Carne de pub
Actualizado: GuardarMi generación no conoció el fenómeno del botellón. Lo más parecido (y les aseguro que nada que ver) era 'el escaloncito', un lugar que existía en todos los barrios y que consistía en un espacio reducido, cercano a la confitería de costumbre, en el que, entre semana, nos sentábamos a tomar una litrona entre 10 ó 12 y un paquete de patatas Bonilla. El escaloncito era además lugar de confidencias más o menos amorosas y punto de encuentro para quedar el sábado, que era el día de salir.

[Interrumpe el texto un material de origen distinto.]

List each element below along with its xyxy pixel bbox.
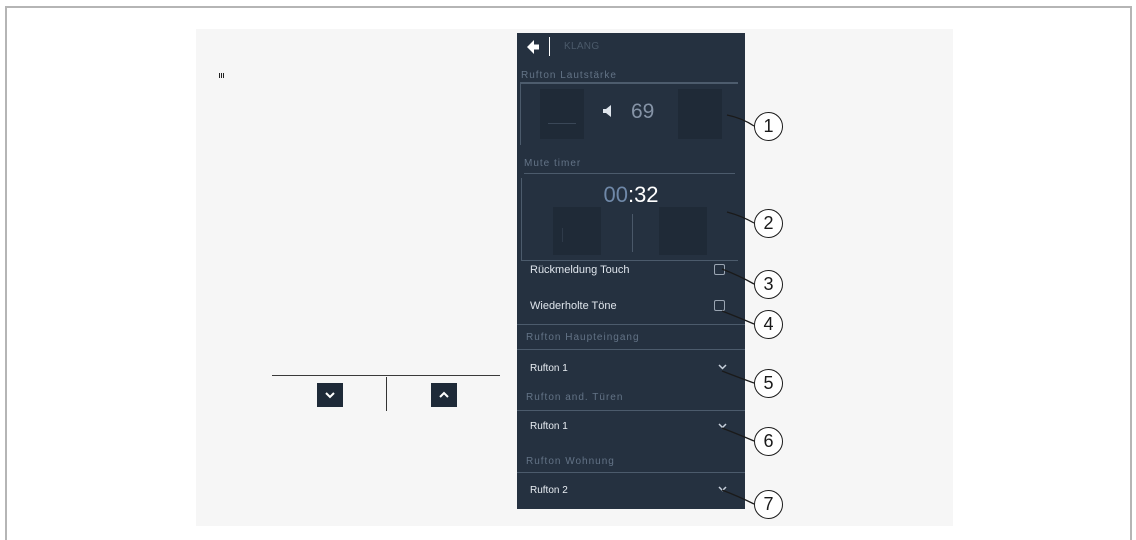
- leader-line-1: [726, 114, 755, 127]
- callout-5: 5: [754, 369, 783, 398]
- leader-line-2: [726, 211, 755, 224]
- callout-2: 2: [754, 209, 783, 238]
- callout-6: 6: [754, 427, 783, 456]
- callout-3: 3: [754, 270, 783, 299]
- callout-1: 1: [754, 112, 783, 141]
- callout-4: 4: [754, 310, 783, 339]
- leader-line-6: [721, 427, 755, 442]
- callout-7: 7: [754, 490, 783, 519]
- leader-line-3: [721, 268, 755, 285]
- leader-line-4: [721, 310, 755, 325]
- leader-line-7: [721, 489, 755, 505]
- leader-line-5: [721, 370, 755, 384]
- callout-leader-lines: [721, 114, 755, 505]
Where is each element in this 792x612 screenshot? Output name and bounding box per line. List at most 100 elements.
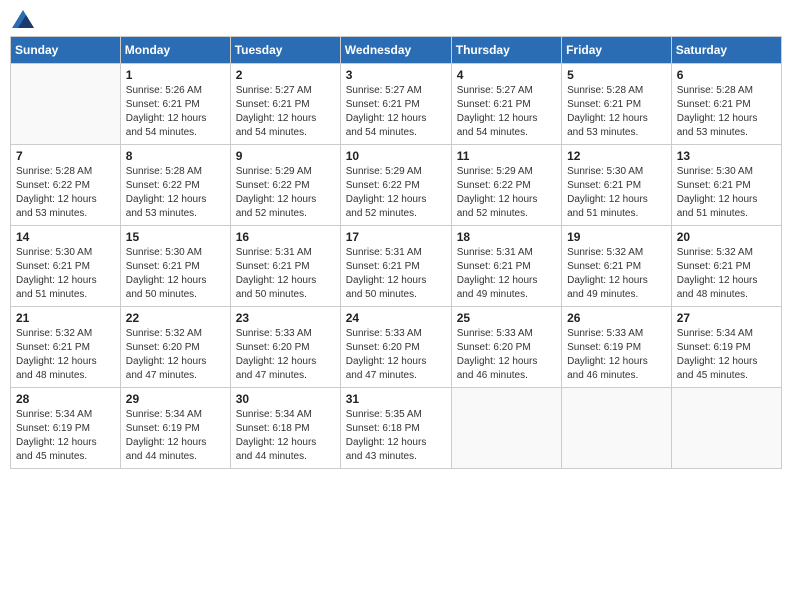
calendar-header-sunday: Sunday (11, 37, 121, 64)
day-number: 8 (126, 149, 225, 163)
day-number: 31 (346, 392, 446, 406)
calendar-cell: 26 Sunrise: 5:33 AM Sunset: 6:19 PM Dayli… (562, 307, 672, 388)
day-number: 11 (457, 149, 556, 163)
calendar-cell: 7 Sunrise: 5:28 AM Sunset: 6:22 PM Daylig… (11, 145, 121, 226)
day-number: 21 (16, 311, 115, 325)
day-number: 23 (236, 311, 335, 325)
day-number: 16 (236, 230, 335, 244)
calendar-header-thursday: Thursday (451, 37, 561, 64)
day-info: Sunrise: 5:33 AM Sunset: 6:20 PM Dayligh… (346, 327, 446, 383)
calendar-header-row: SundayMondayTuesdayWednesdayThursdayFrid… (11, 37, 782, 64)
day-number: 6 (677, 68, 776, 82)
day-number: 7 (16, 149, 115, 163)
day-number: 12 (567, 149, 666, 163)
calendar-header-friday: Friday (562, 37, 672, 64)
day-info: Sunrise: 5:31 AM Sunset: 6:21 PM Dayligh… (236, 246, 335, 302)
day-info: Sunrise: 5:29 AM Sunset: 6:22 PM Dayligh… (236, 165, 335, 221)
calendar-cell: 11 Sunrise: 5:29 AM Sunset: 6:22 PM Dayli… (451, 145, 561, 226)
calendar-cell: 4 Sunrise: 5:27 AM Sunset: 6:21 PM Daylig… (451, 64, 561, 145)
logo-icon (12, 10, 34, 28)
calendar-header-wednesday: Wednesday (340, 37, 451, 64)
calendar-cell (671, 388, 781, 469)
day-info: Sunrise: 5:32 AM Sunset: 6:21 PM Dayligh… (16, 327, 115, 383)
calendar-week-3: 14 Sunrise: 5:30 AM Sunset: 6:21 PM Dayli… (11, 226, 782, 307)
day-info: Sunrise: 5:29 AM Sunset: 6:22 PM Dayligh… (457, 165, 556, 221)
calendar-cell: 28 Sunrise: 5:34 AM Sunset: 6:19 PM Dayli… (11, 388, 121, 469)
calendar-header-tuesday: Tuesday (230, 37, 340, 64)
calendar-cell: 16 Sunrise: 5:31 AM Sunset: 6:21 PM Dayli… (230, 226, 340, 307)
day-number: 15 (126, 230, 225, 244)
calendar-cell: 27 Sunrise: 5:34 AM Sunset: 6:19 PM Dayli… (671, 307, 781, 388)
calendar-week-5: 28 Sunrise: 5:34 AM Sunset: 6:19 PM Dayli… (11, 388, 782, 469)
calendar-cell: 21 Sunrise: 5:32 AM Sunset: 6:21 PM Dayli… (11, 307, 121, 388)
calendar-cell: 6Sunrise: 5:28 AM Sunset: 6:21 PM Daylig… (671, 64, 781, 145)
calendar-cell: 30Sunrise: 5:34 AM Sunset: 6:18 PM Dayli… (230, 388, 340, 469)
calendar-header-monday: Monday (120, 37, 230, 64)
day-number: 17 (346, 230, 446, 244)
calendar-week-1: 1 Sunrise: 5:26 AM Sunset: 6:21 PM Daylig… (11, 64, 782, 145)
day-number: 2 (236, 68, 335, 82)
day-number: 9 (236, 149, 335, 163)
calendar-cell (562, 388, 672, 469)
day-number: 25 (457, 311, 556, 325)
calendar-cell: 17Sunrise: 5:31 AM Sunset: 6:21 PM Dayli… (340, 226, 451, 307)
day-info: Sunrise: 5:33 AM Sunset: 6:20 PM Dayligh… (236, 327, 335, 383)
day-info: Sunrise: 5:34 AM Sunset: 6:19 PM Dayligh… (677, 327, 776, 383)
day-info: Sunrise: 5:29 AM Sunset: 6:22 PM Dayligh… (346, 165, 446, 221)
day-info: Sunrise: 5:32 AM Sunset: 6:20 PM Dayligh… (126, 327, 225, 383)
day-info: Sunrise: 5:27 AM Sunset: 6:21 PM Dayligh… (457, 84, 556, 140)
calendar: SundayMondayTuesdayWednesdayThursdayFrid… (10, 36, 782, 469)
header (10, 10, 782, 28)
calendar-cell: 13Sunrise: 5:30 AM Sunset: 6:21 PM Dayli… (671, 145, 781, 226)
day-number: 4 (457, 68, 556, 82)
calendar-cell: 9 Sunrise: 5:29 AM Sunset: 6:22 PM Daylig… (230, 145, 340, 226)
calendar-cell: 31 Sunrise: 5:35 AM Sunset: 6:18 PM Dayli… (340, 388, 451, 469)
day-number: 26 (567, 311, 666, 325)
day-number: 24 (346, 311, 446, 325)
day-number: 1 (126, 68, 225, 82)
calendar-cell: 25Sunrise: 5:33 AM Sunset: 6:20 PM Dayli… (451, 307, 561, 388)
calendar-cell: 24 Sunrise: 5:33 AM Sunset: 6:20 PM Dayli… (340, 307, 451, 388)
day-info: Sunrise: 5:30 AM Sunset: 6:21 PM Dayligh… (126, 246, 225, 302)
calendar-cell: 2 Sunrise: 5:27 AM Sunset: 6:21 PM Daylig… (230, 64, 340, 145)
day-info: Sunrise: 5:28 AM Sunset: 6:21 PM Dayligh… (567, 84, 666, 140)
day-info: Sunrise: 5:26 AM Sunset: 6:21 PM Dayligh… (126, 84, 225, 140)
calendar-cell: 18 Sunrise: 5:31 AM Sunset: 6:21 PM Dayli… (451, 226, 561, 307)
calendar-cell: 12 Sunrise: 5:30 AM Sunset: 6:21 PM Dayli… (562, 145, 672, 226)
day-number: 14 (16, 230, 115, 244)
calendar-cell (11, 64, 121, 145)
calendar-cell: 10 Sunrise: 5:29 AM Sunset: 6:22 PM Dayli… (340, 145, 451, 226)
day-info: Sunrise: 5:28 AM Sunset: 6:22 PM Dayligh… (16, 165, 115, 221)
calendar-cell: 15 Sunrise: 5:30 AM Sunset: 6:21 PM Dayli… (120, 226, 230, 307)
day-number: 28 (16, 392, 115, 406)
day-info: Sunrise: 5:27 AM Sunset: 6:21 PM Dayligh… (346, 84, 446, 140)
day-info: Sunrise: 5:34 AM Sunset: 6:19 PM Dayligh… (16, 408, 115, 464)
calendar-cell: 20 Sunrise: 5:32 AM Sunset: 6:21 PM Dayli… (671, 226, 781, 307)
day-number: 10 (346, 149, 446, 163)
calendar-cell: 29Sunrise: 5:34 AM Sunset: 6:19 PM Dayli… (120, 388, 230, 469)
day-number: 29 (126, 392, 225, 406)
calendar-cell (451, 388, 561, 469)
calendar-cell: 3 Sunrise: 5:27 AM Sunset: 6:21 PM Daylig… (340, 64, 451, 145)
day-info: Sunrise: 5:27 AM Sunset: 6:21 PM Dayligh… (236, 84, 335, 140)
day-info: Sunrise: 5:30 AM Sunset: 6:21 PM Dayligh… (567, 165, 666, 221)
day-info: Sunrise: 5:28 AM Sunset: 6:22 PM Dayligh… (126, 165, 225, 221)
day-number: 13 (677, 149, 776, 163)
day-number: 5 (567, 68, 666, 82)
day-number: 27 (677, 311, 776, 325)
day-number: 18 (457, 230, 556, 244)
day-info: Sunrise: 5:33 AM Sunset: 6:19 PM Dayligh… (567, 327, 666, 383)
calendar-header-saturday: Saturday (671, 37, 781, 64)
day-info: Sunrise: 5:35 AM Sunset: 6:18 PM Dayligh… (346, 408, 446, 464)
calendar-cell: 1 Sunrise: 5:26 AM Sunset: 6:21 PM Daylig… (120, 64, 230, 145)
day-info: Sunrise: 5:31 AM Sunset: 6:21 PM Dayligh… (457, 246, 556, 302)
logo (10, 10, 34, 28)
calendar-cell: 8 Sunrise: 5:28 AM Sunset: 6:22 PM Daylig… (120, 145, 230, 226)
calendar-week-2: 7 Sunrise: 5:28 AM Sunset: 6:22 PM Daylig… (11, 145, 782, 226)
day-number: 22 (126, 311, 225, 325)
day-number: 20 (677, 230, 776, 244)
calendar-week-4: 21 Sunrise: 5:32 AM Sunset: 6:21 PM Dayli… (11, 307, 782, 388)
day-info: Sunrise: 5:32 AM Sunset: 6:21 PM Dayligh… (567, 246, 666, 302)
day-number: 3 (346, 68, 446, 82)
day-info: Sunrise: 5:32 AM Sunset: 6:21 PM Dayligh… (677, 246, 776, 302)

Nosotros salíamos los sábados, sí. Si estábamos de vacaciones, también los viernes. Íbamos a los pubs que proliferaban entonces en toda la periferia de la ciudad. Con el ostentoso nombre inglés, pub, que sonaba a combinados de lujo y a ginebra cara, se había bautizado a aquellos baretos nada británicos, minúsculos algunos, oscuros muchos, modestos todos, donde gastábamos las noches y el escaso dinero del fin de semana. En un espacio casi tan reducido como el del escaloncito, nos amontonábamos compartiendo el aire con una máquina de marcianitos, otra de dardos y, en los establecimientos con uno o dos metros más, un futbolín, un pinball o un billar de tapete desgastado. Siempre había música, que el dueño cambiaba sin rechistar a petición del público, y risas, y flirteos, y conversación. Lo importante en aquellos pubs que se llamaban, por ejemplo, 'Diana', 'Cristalitos Machacaos', 'Lucky Luke', 'La hoguera', no era beber, sino vivir (y perdonen el parafraseo).
La meta de cada sábado no era emborracharse, aunque de vez en cuando la cogiéramos a cuadros. La meta era estar allí, rodeado de amigos, arropado. Queríamos divertirnos, charlar, ligar, bailar con ellos. Y, si había suerte, cruzar la madrugada a pie y en buena compañía, aprovechando la luz de cada farola.